Kapitsa pendulum effects in Josephson junction + nanomagnet under external periodic drive

TL;DR

This paper explores how high-frequency external periodic drives can reorient a nanomagnet coupled to a Josephson junction, using the Kapitsa pendulum as an analog, and provides analytical formulas for stable magnetic orientations.

Contribution

It introduces a novel analogy between the Kapitsa pendulum and nanomagnet dynamics in Josephson junctions, deriving analytical expressions for magnetic reorientation under periodic drive.

Findings

High-frequency oscillations induce reorientation of the nanomagnet's easy axis.

The magnetic field from the Josephson junction influences the frequency-dependent orientation.

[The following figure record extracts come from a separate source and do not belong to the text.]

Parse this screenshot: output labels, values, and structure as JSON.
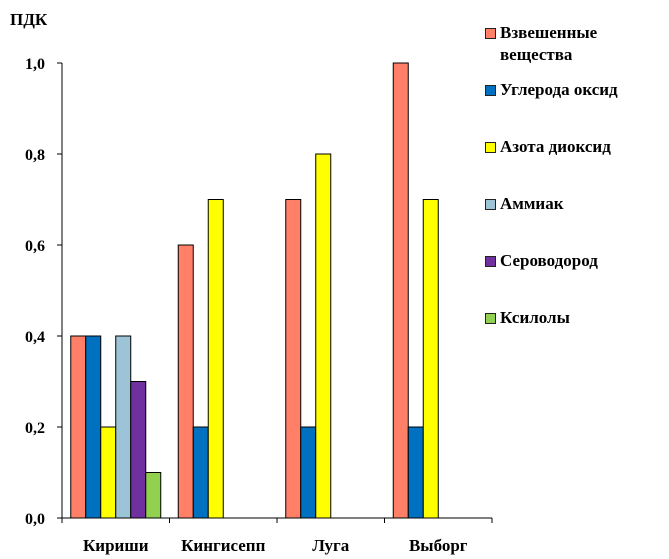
{
  "chart_data": {
    "type": "bar",
    "title": "",
    "xlabel": "",
    "ylabel": "ПДК",
    "ylim": [
      0,
      1.0
    ],
    "ytick_values": [
      0,
      0.2,
      0.4,
      0.6,
      0.8,
      1.0
    ],
    "yticks": [
      "0,0",
      "0,2",
      "0,4",
      "0,6",
      "0,8",
      "1,0"
    ],
    "grid": false,
    "legend": "right",
    "categories": [
      "Кириши",
      "Кингисепп",
      "Луга",
      "Выборг"
    ],
    "series": [
      {
        "name": "Взвешенные вещества",
        "color": "#FF7F67",
        "values": [
          0.4,
          0.6,
          0.7,
          1.0
        ]
      },
      {
        "name": "Углерода оксид",
        "color": "#0070C0",
        "values": [
          0.4,
          0.2,
          0.2,
          0.2
        ]
      },
      {
        "name": "Азота диоксид",
        "color": "#FFFF00",
        "values": [
          0.2,
          0.7,
          0.8,
          0.7
        ]
      },
      {
        "name": "Аммиак",
        "color": "#9DC3D6",
        "values": [
          0.4,
          null,
          null,
          null
        ]
      },
      {
        "name": "Сероводород",
        "color": "#7030A0",
        "values": [
          0.3,
          null,
          null,
          null
        ]
      },
      {
        "name": "Ксилолы",
        "color": "#92D050",
        "values": [
          0.1,
          null,
          null,
          null
        ]
      }
    ]
  }
}
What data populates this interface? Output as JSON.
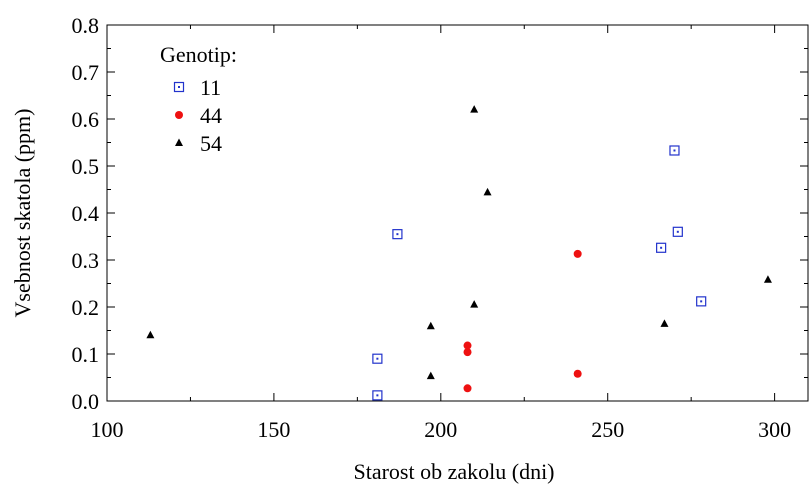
{
  "chart_data": {
    "type": "scatter",
    "xlabel": "Starost ob zakolu (dni)",
    "ylabel": "Vsebnost skatola (ppm)",
    "xlim": [
      100,
      310
    ],
    "ylim": [
      0,
      0.8
    ],
    "xticks": [
      100,
      150,
      200,
      250,
      300
    ],
    "yticks": [
      0.0,
      0.1,
      0.2,
      0.3,
      0.4,
      0.5,
      0.6,
      0.7,
      0.8
    ],
    "ytick_labels": [
      "0.0",
      "0.1",
      "0.2",
      "0.3",
      "0.4",
      "0.5",
      "0.6",
      "0.7",
      "0.8"
    ],
    "legend": {
      "title": "Genotip:",
      "position": "top-left"
    },
    "grid": false,
    "series": [
      {
        "name": "11",
        "color": "#2233cc",
        "marker": "open-square",
        "points": [
          {
            "x": 181,
            "y": 0.012
          },
          {
            "x": 181,
            "y": 0.09
          },
          {
            "x": 187,
            "y": 0.355
          },
          {
            "x": 266,
            "y": 0.326
          },
          {
            "x": 270,
            "y": 0.533
          },
          {
            "x": 271,
            "y": 0.36
          },
          {
            "x": 278,
            "y": 0.212
          }
        ]
      },
      {
        "name": "44",
        "color": "#ee1111",
        "marker": "circle",
        "points": [
          {
            "x": 208,
            "y": 0.027
          },
          {
            "x": 208,
            "y": 0.104
          },
          {
            "x": 208,
            "y": 0.118
          },
          {
            "x": 241,
            "y": 0.058
          },
          {
            "x": 241,
            "y": 0.313
          }
        ]
      },
      {
        "name": "54",
        "color": "#000000",
        "marker": "triangle",
        "points": [
          {
            "x": 113,
            "y": 0.14
          },
          {
            "x": 197,
            "y": 0.053
          },
          {
            "x": 197,
            "y": 0.159
          },
          {
            "x": 210,
            "y": 0.205
          },
          {
            "x": 210,
            "y": 0.62
          },
          {
            "x": 214,
            "y": 0.444
          },
          {
            "x": 267,
            "y": 0.164
          },
          {
            "x": 298,
            "y": 0.258
          }
        ]
      }
    ]
  }
}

Analytical formulas for stable magnetic positions are derived.

Abstract

We investigate reorientation effects under external periodic drive in the nanomagnet dynamics coupled to a Josephson junction. The Kapitsa pendulum is introduced as a mechanical analog to this system and we demonstrate the reorientation of the easy axis of the nanomagnet. The magnetic field generated by the Josephson junction and external drive plays the role of the oscillating force of the suspension point in the Kapitsa pendulum. The high frequency oscillations change the orientation of the magnetic moment. The magnetic field of the quasiparticle current determines the frequency dependence of the magnetic moment's orientation. We obtain simple analytical formulas for the stable position of the magnetic moment, both under the external periodic drive and without it. The influence of external periodic drive on the voltage of complete reorientation have been demonstrated.